Pytorch之数据加载以及处理
前言
汲取自pytorch-DATA LOADING AND PROCESSING TUTORIAL
这里主要介绍了数据集的处理,从类的构造角度阐述了如何自己打造各个函数,不过到最后还是给出了pytorch自带的包,给我们省了不少事
包的导入
Dataset class
torch.utils.data.Dataset 是一个表示数据集的抽象类
我们自定义的dataset需要继承Dataset并且重载以下的方法
- __len__ ,即可调用len(dataset)返回数据集的大小
- __getitem__ ,即可使用dataset[i]访问数据集
例子:
class FaceLandmarksDataset(Dataset):
"""Face Landmarks dataset."""
def __init__(self, csv_file, root_dir, transform=None):
"""
Args:
csv_file (string): Path to the csv file with annotations.
root_dir (string): Directory with all the images.
transform (callable, optional): Optional transform to be applied
on a sample.
"""
self.landmarks_frame = pd.read_csv(csv_file)
self.root_dir = root_dir
self.transform = transform
def __len__(self):
return len(self.landmarks_frame)
def __getitem__(self, idx):
img_name = os.path.join(self.root_dir,
self.landmarks_frame.iloc[idx, 0])
image = io.imread(img_name)
landmarks = self.landmarks_frame.iloc[idx, 1:].as_matrix()
landmarks = landmarks.astype('float').reshape(-1, 2)
sample = {'image': image, 'landmarks': landmarks}
if self.transform:
sample = self.transform(sample)
return sample
Transforms
许多神经网络需要同样大小的图像,因此,我们需要写一些预处理的代码来。比如
- Rescale: 缩放图片
- RandomCrop: 随机裁剪图片
- ToTensor: 把numpy图片转换成torch图片
注意写类的时候要定义__call__,这样才方便当成一个函数调用
样例代码:
class Rescale(object):
"""Rescale the image in a sample to a given size.
Args:
output_size (tuple or int): Desired output size. If tuple, output is
matched to output_size. If int, smaller of image edges is matched
to output_size keeping aspect ratio the same.
"""
def __init__(self, output_size):
assert isinstance(output_size, (int, tuple))

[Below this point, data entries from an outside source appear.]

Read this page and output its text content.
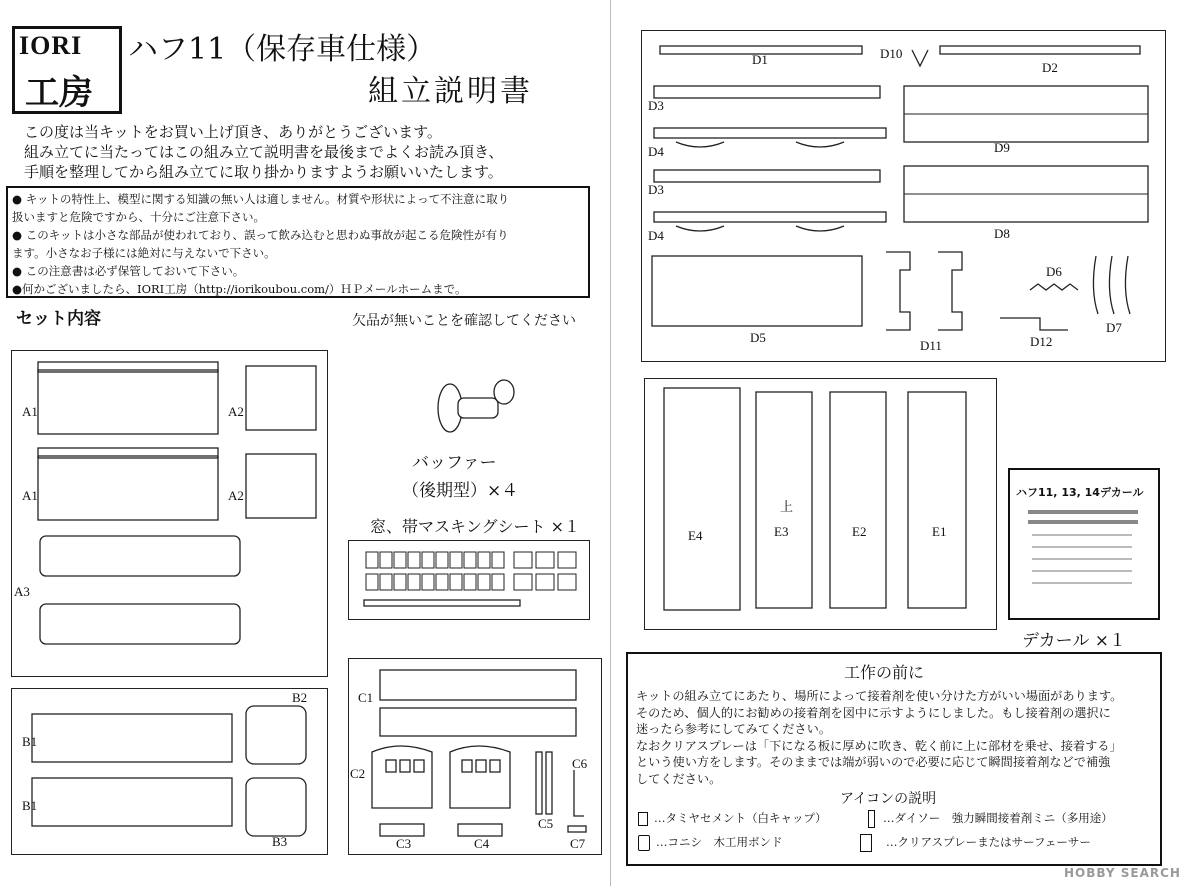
IORI
工房
ハフ11（保存車仕様）
組立説明書
この度は当キットをお買い上げ頂き、ありがとうございます。
組み立てに当たってはこの組み立て説明書を最後までよくお読み頂き、
手順を整理してから組み立てに取り掛かりますようお願いいたします。
● キットの特性上、模型に関する知識の無い人は適しません。材質や形状によって不注意に取り
扱いますと危険ですから、十分にご注意下さい。
● このキットは小さな部品が使われており、誤って飲み込むと思わぬ事故が起こる危険性が有り
ます。小さなお子様には絶対に与えないで下さい。
● この注意書は必ず保管しておいて下さい。
●何かございましたら、IORI工房（http://iorikoubou.com/）ＨＰメールホームまで。
セット内容	欠品が無いことを確認してください
A1
A1
A2
A2
A3
B1
B1
B2
B3
バッファー
（後期型）×４
窓、帯マスキングシート ×１
C1
C2
C3	C4
C5
C6
C7
D1
D2
D10
D3
D3
D4
D4
D9
D8
D5
D6
D7
D11	D12
E4	E3
上
E2	E1
ハフ11, 13, 14デカール
デカール ×１
工作の前に
キットの組み立てにあたり、場所によって接着剤を使い分けた方がいい場面があります。
そのため、個人的にお勧めの接着剤を図中に示すようにしました。もし接着剤の選択に
迷ったら参考にしてみてください。
なおクリアスプレーは「下になる板に厚めに吹き、乾く前に上に部材を乗せ、接着する」
という使い方をします。そのままでは端が弱いので必要に応じて瞬間接着剤などで補強
してください。
アイコンの説明
…タミヤセメント（白キャップ）	…ダイソー　強力瞬間接着剤ミニ（多用途）
…コニシ　木工用ボンド	…クリアスプレーまたはサーフェーサー
HOBBY SEARCH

self.output_size = output_size
def __call__(self, sample):
image, landmarks = sample['image'], sample['landmarks']
h, w = image.shape[:2]
if isinstance(self.output_size, int):
if h > w:
new_h, new_w = self.output_size * h / w, self.output_size
else:
new_h, new_w = self.output_size, self.output_size * w / h
else:
new_h, new_w = self.output_size
new_h, new_w = int(new_h), int(new_w)
img = transform.resize(image, (new_h, new_w))
# h and w are swapped for landmarks because for images,
# x and y axes are axis 1 and 0 respectively
landmarks = landmarks * [new_w / w, new_h / h]
return {'image': img, 'landmarks': landmarks}
class RandomCrop(object):
"""Crop randomly the image in a sample.
Args:
output_size (tuple or int): Desired output size. If int, square crop
is made.
"""
def __init__(self, output_size):
assert isinstance(output_size, (int, tuple))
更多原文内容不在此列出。